The Laser Guide to Video Games - Review - Espial (Atari 800 & co.)









In Memory
Sean Pettibone


The Laser Guide to Video Games

Psychic Storm (PC Engine - Alfa System - 1992)

It'a fair to say that many shoot-'em-ups suffer from a sense of over-familiarity after repeated play. This is especially true when confined to a single platform. Some titles manage to set themselves apart with a combination of innovation and implententation. One of these standouts is Psychic Storm which brings a unique take to the genre. Psychic Storm seems to offer a traditional vertically scrolling shooter game and this is probably what you're thinking if you don't progress very far. However, there are some early hints that this is going to be a little different than the standard fare. At the outset, you're given a choice of four unique, somewhat different pilots to choose from, each brings a unique arsenal to the battle, though there are enough similarities that it really shouldn't matter too much which one you're playing as. The unique characters offered seem to be tailored towards divergent styles of play, but the dynamics of stage design, level structure and overall arrangement of enemies doesn't change no matter which one you play as, so this is basically an exercise in semantics and style over substance. It doesn't seem to make much difference in terms of use, since the difficulty quota is static no matter which character you decide on.
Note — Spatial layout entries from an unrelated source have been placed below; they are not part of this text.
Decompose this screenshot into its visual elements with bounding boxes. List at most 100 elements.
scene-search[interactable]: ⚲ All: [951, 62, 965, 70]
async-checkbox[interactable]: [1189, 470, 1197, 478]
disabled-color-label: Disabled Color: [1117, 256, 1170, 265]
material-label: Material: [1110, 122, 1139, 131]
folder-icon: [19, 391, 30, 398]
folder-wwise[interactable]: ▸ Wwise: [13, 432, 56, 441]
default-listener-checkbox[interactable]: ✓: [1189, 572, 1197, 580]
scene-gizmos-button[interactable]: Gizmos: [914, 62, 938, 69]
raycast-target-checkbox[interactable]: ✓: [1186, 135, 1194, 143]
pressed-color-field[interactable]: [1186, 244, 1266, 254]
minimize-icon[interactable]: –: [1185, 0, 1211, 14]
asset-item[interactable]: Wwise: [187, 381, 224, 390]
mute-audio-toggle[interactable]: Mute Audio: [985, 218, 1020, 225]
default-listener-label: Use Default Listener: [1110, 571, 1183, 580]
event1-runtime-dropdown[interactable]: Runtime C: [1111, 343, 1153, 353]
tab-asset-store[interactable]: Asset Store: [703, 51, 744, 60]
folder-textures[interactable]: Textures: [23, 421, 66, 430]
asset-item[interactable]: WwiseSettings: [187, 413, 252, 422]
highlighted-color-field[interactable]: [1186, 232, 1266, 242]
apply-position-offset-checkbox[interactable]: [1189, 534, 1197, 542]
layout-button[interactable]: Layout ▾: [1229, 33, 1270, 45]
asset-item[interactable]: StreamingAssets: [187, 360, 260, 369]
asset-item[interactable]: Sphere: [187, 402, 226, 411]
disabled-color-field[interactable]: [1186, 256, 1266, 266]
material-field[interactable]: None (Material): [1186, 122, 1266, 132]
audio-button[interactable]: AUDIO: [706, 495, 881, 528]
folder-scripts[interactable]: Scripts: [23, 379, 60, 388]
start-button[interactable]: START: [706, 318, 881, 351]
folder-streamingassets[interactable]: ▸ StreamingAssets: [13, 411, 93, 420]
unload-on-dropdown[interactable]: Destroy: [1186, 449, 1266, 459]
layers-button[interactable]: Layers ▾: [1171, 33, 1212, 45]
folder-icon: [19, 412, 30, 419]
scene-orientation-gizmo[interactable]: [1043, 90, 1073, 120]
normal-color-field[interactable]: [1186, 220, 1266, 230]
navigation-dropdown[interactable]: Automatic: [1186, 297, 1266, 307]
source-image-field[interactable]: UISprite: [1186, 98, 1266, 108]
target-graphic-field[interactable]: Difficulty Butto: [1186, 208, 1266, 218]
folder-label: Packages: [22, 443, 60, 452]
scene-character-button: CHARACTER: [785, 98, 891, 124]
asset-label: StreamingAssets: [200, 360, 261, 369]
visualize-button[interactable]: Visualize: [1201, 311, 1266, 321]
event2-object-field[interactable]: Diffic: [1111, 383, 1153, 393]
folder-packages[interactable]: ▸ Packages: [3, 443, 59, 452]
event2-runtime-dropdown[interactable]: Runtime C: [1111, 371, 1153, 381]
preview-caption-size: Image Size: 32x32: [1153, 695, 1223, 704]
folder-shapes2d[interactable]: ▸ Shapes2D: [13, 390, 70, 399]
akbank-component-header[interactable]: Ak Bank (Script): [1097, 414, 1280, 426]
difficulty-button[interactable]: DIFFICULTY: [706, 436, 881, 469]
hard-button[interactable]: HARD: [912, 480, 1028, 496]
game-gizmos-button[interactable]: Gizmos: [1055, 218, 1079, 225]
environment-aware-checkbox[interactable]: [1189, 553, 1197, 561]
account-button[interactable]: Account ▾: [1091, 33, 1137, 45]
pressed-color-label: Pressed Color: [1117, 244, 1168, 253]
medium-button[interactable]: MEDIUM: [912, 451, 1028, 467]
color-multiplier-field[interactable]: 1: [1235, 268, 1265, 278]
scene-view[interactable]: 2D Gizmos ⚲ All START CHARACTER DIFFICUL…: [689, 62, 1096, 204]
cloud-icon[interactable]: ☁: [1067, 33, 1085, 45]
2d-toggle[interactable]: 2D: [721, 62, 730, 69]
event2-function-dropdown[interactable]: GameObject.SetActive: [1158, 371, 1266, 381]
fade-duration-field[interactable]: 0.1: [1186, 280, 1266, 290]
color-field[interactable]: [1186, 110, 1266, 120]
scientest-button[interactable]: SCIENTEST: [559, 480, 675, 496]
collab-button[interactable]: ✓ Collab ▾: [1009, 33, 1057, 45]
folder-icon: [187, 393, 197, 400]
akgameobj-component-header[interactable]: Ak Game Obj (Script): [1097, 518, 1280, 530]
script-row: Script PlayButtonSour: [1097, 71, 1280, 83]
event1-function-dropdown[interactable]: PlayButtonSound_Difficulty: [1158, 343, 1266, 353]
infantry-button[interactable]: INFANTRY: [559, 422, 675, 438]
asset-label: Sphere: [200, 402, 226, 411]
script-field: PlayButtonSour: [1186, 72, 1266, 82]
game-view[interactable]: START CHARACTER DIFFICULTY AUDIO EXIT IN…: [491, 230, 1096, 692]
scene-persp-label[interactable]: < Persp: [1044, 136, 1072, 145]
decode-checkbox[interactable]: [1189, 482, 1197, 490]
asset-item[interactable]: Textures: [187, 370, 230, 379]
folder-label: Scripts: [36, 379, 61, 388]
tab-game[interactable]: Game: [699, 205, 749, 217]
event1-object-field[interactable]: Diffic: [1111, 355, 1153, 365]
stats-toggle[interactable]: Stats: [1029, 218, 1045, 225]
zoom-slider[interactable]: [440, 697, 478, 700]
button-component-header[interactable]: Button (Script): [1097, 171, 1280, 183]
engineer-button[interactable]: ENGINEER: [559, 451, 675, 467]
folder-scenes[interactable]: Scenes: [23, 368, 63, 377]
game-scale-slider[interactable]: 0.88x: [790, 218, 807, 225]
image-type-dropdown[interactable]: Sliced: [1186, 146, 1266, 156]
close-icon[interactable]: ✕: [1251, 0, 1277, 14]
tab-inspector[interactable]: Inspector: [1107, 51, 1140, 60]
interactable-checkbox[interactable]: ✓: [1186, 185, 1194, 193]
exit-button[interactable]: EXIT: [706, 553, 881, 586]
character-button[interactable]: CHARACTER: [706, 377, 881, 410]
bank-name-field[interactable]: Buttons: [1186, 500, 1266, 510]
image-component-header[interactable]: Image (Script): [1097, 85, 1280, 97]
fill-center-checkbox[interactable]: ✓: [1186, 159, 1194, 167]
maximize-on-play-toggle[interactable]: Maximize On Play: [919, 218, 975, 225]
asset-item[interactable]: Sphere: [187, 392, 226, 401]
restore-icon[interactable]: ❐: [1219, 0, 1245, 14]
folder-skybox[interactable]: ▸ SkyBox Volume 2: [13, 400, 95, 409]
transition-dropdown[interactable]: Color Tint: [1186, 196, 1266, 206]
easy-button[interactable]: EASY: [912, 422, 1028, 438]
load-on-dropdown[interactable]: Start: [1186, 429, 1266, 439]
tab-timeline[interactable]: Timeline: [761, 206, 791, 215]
Fortunately, the game's responsive controls and straightforward game mechanics are fairly easy to grasp. Most players should be able to figure out the basics without much effort. Initial impressions are likely to be somewhat lukewarm as you face off against a tradtional group of cyber-alien foes who shoot at you in relatively predictable patterns while giving you the occasional standard power-ups that don't add much to your firepower. Visually, the initial stages look decent enough with lavishly illuminated scenery and backgrounds that bring an above-average amount of detail and flourish to the action. Its array of enemies are nicely rendered and mostly fit into the cyber-alien mode, with a standard array of attacks are somewhat difficult to avoid. Learning to stay out of their way and not take too much damage along the way is a tricky task, but one you can learn without much trouble. The patterns in Psychic Storm aren't too terribly complex or challenging, its mostly a matter of memorization and reactive skills that need to be mastered. There aren't variable skill levels as in other shoot-'em-ups, which is somewhat surprising given the attention that's gone into other areas of the game. This means you won't have much to work with one you've completed the game. You can try to play through with the four characters, but the lack of individual layouts or enemies doesn't provide much incentive to do so.

The special attack ships are very impressive, take up a larger portion of the screen, roughly twice the size of a standard ship. The three ships are mostly inspired by insects and other Giger-esque creations which gives Psychic Storm a unique aesthetic that stands out from the more generic approach most shoot-'em-ups implement. The other major element comes with the transformable ships, which occur when the player presses the secondary fire button. When this is hit, the action stops for a brief moment and the character lets out a yell. This signifies that the transformation has begun. The action stops for a moment and players are given a quick animation as the ship morphs from standard to enhanced form, which is a fairly interesting feature at first, but quickly becomes an unwelcome interruption that brings the action to a screeching halt.

Emerging from this overly-elaborate animation, the ship is now much larger and more powerful than a standard ship. This makes slicing through enemies much easier and almost painless. Despite the enhanced ships' increased firepower, you aren't immune from their attacks and can still take damage in this state, so you need to be careful. Your much larger size makes it harder to avoid attacks as well. The other major drawback in this mode is that it's time-limited. There's only about 30 seconds available, intiially. There are some power-ups that show up which will increase your timne, but these are limited. You can only use this special attack three times in each stage, which is annoying. It also means that you you need to time the duration and spacing of your attacks effectively in order to do yourself the most good. Going full-blast too soon in a level wastes your power on foes that can easily be dispatched with normal means, while going in too late leaves you vulnerable to attacks that drain your life-force needlessly. Its probably a good idea to save at least one of these for the end-stage boss battles, which provide you at least some leeway in your final battle with the typically large and somewhat impressive foes.

The game generously offers numerous continues and these can be used to progress quickly through its levels. However, we advise not to get too reliant on them, since losing a life means going back to the beginning of the stage, no matter how far you progress into a level. This can be frustrating at times, but once you get a handle on things, it shouldn't be that much of a problem. While the gimmick of changing into a different ship is cool at first, once the novelty wears off, Psychic Storm offers a solid, yet somewhat pendantic shoot-'em-up experience. An above-average CD soundtrack pulses with a decent energy and helps to give the action some additional momentum, and ther are some fairly good cut-scenes along the way. The controls are fairly decent and there's enough strategy in timing the special-attack modes that keeps things interesting throughout. It lacks some depth in terms of enemy attack formations and the waves of attack are somewhat predictable, but Psychic Storm is still an entertaining and occasionally challenging title. Its probably most notable for its transforming ships, but its solid gameplay mechanics are fairly well-implemented. Despite its short-length and somewhat predictable patterns and formations, there's enough challenge to keep your interest-level high throughout.